L’Opéra de Saint-Étienne renoue avec Samson et Dalila de Camille Saint-Saëns, une œuvre absente de sa scène depuis 2008, sous la direction artistique du regretté Jean-Louis Pichon. Cette nouvelle production, importée d’Allemagne (Theater Kiel) et mise en scène par Immo Karaman, se distingue par une esthétique épurée, où le noir et le blanc dominent, créant un jeu de contrastes saisissant.

 

La scénographie, minimaliste, repose sur une structure courbe polyvalente évoquant tour à tour une place publique, un temple ou une geôle. Quelques chaises, tables et armoires – telles des portes vers l’invisible – suffisent à suggérer les lieux, tandis que les éclairages de Pascal Noël jouent un rôle clé, alternant entre ténèbres oppressantes et lueurs éblouissantes pour souligner les conflits. Les costumes renforcent cette dualité : les Hébreux, vêtus de noir, s’opposent aux Philistins en blanc, symbolisant l’affrontement entre opprimés et oppresseurs. La tension dramatique est portée par une direction d’acteurs précise et des chorégraphies dynamiques signées Fabian Posca, où les danseurs incarnent avec force les passions du récit, des mouvements lents aux emportements fiévreux, créant des images aussi puissantes que photogéniques.

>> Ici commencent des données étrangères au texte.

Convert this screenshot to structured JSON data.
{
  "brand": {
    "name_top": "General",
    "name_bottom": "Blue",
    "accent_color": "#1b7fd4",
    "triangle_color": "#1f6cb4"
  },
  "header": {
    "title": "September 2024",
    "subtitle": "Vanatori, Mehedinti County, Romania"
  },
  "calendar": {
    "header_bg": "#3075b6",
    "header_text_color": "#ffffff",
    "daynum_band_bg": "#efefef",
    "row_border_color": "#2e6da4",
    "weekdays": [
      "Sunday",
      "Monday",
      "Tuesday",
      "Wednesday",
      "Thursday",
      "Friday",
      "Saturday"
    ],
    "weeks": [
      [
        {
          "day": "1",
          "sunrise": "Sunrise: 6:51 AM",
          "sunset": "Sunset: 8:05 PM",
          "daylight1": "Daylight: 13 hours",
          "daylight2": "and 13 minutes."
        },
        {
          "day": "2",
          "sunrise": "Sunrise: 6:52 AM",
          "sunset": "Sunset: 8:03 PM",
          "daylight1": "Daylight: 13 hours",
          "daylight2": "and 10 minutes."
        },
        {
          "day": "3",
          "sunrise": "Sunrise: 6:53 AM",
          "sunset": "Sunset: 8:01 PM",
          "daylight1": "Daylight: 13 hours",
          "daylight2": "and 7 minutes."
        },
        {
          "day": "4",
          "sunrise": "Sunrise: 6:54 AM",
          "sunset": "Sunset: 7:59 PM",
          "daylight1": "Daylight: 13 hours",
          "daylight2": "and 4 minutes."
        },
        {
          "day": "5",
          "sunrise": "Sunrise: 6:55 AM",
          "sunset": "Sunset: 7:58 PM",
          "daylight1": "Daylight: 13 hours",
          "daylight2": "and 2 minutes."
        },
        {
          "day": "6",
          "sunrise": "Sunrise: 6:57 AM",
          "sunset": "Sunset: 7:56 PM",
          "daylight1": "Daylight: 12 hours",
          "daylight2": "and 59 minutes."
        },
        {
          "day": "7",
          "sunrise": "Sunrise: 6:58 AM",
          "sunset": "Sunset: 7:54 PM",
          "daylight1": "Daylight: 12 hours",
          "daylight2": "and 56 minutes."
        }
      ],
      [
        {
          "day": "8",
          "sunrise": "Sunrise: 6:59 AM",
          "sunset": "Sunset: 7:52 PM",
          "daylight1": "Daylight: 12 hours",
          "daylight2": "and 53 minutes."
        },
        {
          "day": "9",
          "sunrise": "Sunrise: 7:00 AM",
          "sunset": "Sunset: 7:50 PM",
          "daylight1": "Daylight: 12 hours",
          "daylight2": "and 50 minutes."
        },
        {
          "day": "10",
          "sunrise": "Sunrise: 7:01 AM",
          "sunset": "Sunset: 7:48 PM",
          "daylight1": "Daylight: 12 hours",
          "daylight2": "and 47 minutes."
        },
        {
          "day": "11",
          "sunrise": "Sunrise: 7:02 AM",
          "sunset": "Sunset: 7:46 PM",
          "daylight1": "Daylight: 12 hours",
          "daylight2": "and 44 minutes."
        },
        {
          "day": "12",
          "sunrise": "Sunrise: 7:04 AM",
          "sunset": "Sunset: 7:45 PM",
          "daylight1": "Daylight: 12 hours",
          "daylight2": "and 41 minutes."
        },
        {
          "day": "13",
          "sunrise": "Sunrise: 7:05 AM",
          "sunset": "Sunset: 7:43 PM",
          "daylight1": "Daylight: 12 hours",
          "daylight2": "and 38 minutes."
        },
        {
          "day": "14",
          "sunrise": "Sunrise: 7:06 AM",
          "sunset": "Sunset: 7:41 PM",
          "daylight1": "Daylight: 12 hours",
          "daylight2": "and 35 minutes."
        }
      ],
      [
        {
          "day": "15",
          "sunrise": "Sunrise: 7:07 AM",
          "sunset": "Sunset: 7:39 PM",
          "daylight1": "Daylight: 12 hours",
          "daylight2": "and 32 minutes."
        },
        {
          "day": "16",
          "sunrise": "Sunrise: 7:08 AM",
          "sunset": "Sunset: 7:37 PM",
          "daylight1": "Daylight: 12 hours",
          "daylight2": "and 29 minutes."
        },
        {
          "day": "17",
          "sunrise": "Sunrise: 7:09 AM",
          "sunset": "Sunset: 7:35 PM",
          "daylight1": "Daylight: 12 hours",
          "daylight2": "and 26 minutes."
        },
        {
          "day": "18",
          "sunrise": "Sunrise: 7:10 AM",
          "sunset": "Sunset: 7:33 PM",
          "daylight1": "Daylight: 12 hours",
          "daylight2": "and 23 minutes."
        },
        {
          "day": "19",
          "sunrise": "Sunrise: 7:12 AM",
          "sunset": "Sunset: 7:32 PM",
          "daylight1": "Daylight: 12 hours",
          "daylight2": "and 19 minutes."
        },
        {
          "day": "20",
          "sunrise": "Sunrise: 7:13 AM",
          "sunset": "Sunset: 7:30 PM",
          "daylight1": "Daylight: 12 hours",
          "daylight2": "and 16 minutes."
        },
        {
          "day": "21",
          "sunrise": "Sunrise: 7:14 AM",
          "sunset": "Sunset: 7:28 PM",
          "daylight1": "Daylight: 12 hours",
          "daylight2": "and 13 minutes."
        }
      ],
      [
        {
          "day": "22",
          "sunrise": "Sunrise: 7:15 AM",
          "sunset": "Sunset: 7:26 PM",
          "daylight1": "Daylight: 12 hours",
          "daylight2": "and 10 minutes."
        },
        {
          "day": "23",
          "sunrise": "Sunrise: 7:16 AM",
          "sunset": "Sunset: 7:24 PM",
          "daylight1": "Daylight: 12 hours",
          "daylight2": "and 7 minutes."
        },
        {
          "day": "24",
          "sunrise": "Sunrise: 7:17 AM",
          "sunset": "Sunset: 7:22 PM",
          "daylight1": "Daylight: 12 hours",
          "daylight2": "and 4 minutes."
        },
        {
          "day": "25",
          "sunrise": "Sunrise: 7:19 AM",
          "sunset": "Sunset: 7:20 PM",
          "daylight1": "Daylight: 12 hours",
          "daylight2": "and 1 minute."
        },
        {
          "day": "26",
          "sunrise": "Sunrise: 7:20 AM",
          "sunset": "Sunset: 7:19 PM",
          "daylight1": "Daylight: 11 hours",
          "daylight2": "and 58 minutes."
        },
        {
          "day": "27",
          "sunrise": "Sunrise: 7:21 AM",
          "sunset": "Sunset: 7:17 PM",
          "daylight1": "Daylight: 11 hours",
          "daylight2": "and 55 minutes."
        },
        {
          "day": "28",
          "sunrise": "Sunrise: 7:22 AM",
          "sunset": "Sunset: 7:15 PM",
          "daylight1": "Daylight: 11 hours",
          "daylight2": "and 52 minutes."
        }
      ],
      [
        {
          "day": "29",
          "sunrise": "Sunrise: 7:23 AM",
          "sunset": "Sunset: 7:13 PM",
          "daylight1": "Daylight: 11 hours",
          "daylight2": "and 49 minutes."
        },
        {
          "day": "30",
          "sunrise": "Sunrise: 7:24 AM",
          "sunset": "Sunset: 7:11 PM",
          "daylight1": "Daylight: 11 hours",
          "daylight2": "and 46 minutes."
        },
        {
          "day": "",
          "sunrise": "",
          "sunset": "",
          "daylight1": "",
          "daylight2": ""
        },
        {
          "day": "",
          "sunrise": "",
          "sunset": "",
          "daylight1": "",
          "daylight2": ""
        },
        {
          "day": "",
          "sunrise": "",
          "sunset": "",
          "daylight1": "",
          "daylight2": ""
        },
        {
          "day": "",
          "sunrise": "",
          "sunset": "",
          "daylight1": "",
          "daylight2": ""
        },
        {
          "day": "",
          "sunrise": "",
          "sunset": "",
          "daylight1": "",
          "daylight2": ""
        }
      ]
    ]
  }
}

Mais la superbe distribution réunie ce soir à Saint-Etienne (par Eric Blanc de la Naulte et son bras armé François Bernard), n’est pas en reste, à commencer par le Samson à toute épreuve et superlatif de Florian Laconi qui, un mois après son non moins saisissant Sigurd (de Reyer) à l’Opéra de Marseille, se positionne comme notre ténor héroïque national (aux côtés du vétéran Roberto Alagna bien sûr…).  Il se montre ainsi capable de maîtriser la tessiture de bout en bout sans l’ombre d’une fatigue, tandis que le timbre est projeté avec incroyable insolence, doublée d’une diction tout à fait satisfaisante. Le sublime air de la meule, “Vois ma misère”, phrasé avec beaucoup de nuance, est l’un des temps forts de la soirée. Face à lui, grande habituée du rôle de Dalila, la mezzo Marie Gautrot séduit également l’auditoire stéphanois dès son premier air “O mon bien aimé”, et plus encore dans “Printemps qui commence”, chanté avec un respect des annotations et de l’alternance du piano/forte qui force le respect ! Sa voix dense, d’une palette extrêmement variée, possède la projection nécessaire dans “Samson recherchant ma présence”, ainsi que dans le duo avec le Grand Prêtre où Saint-Saëns a appris la leçon de l’affrontement entre Ortrud et Telramund ; elle a surtout le mordant et cette autorité rageuse que toute Dalila se doit de posséder, mais sait également retrouver l’accent.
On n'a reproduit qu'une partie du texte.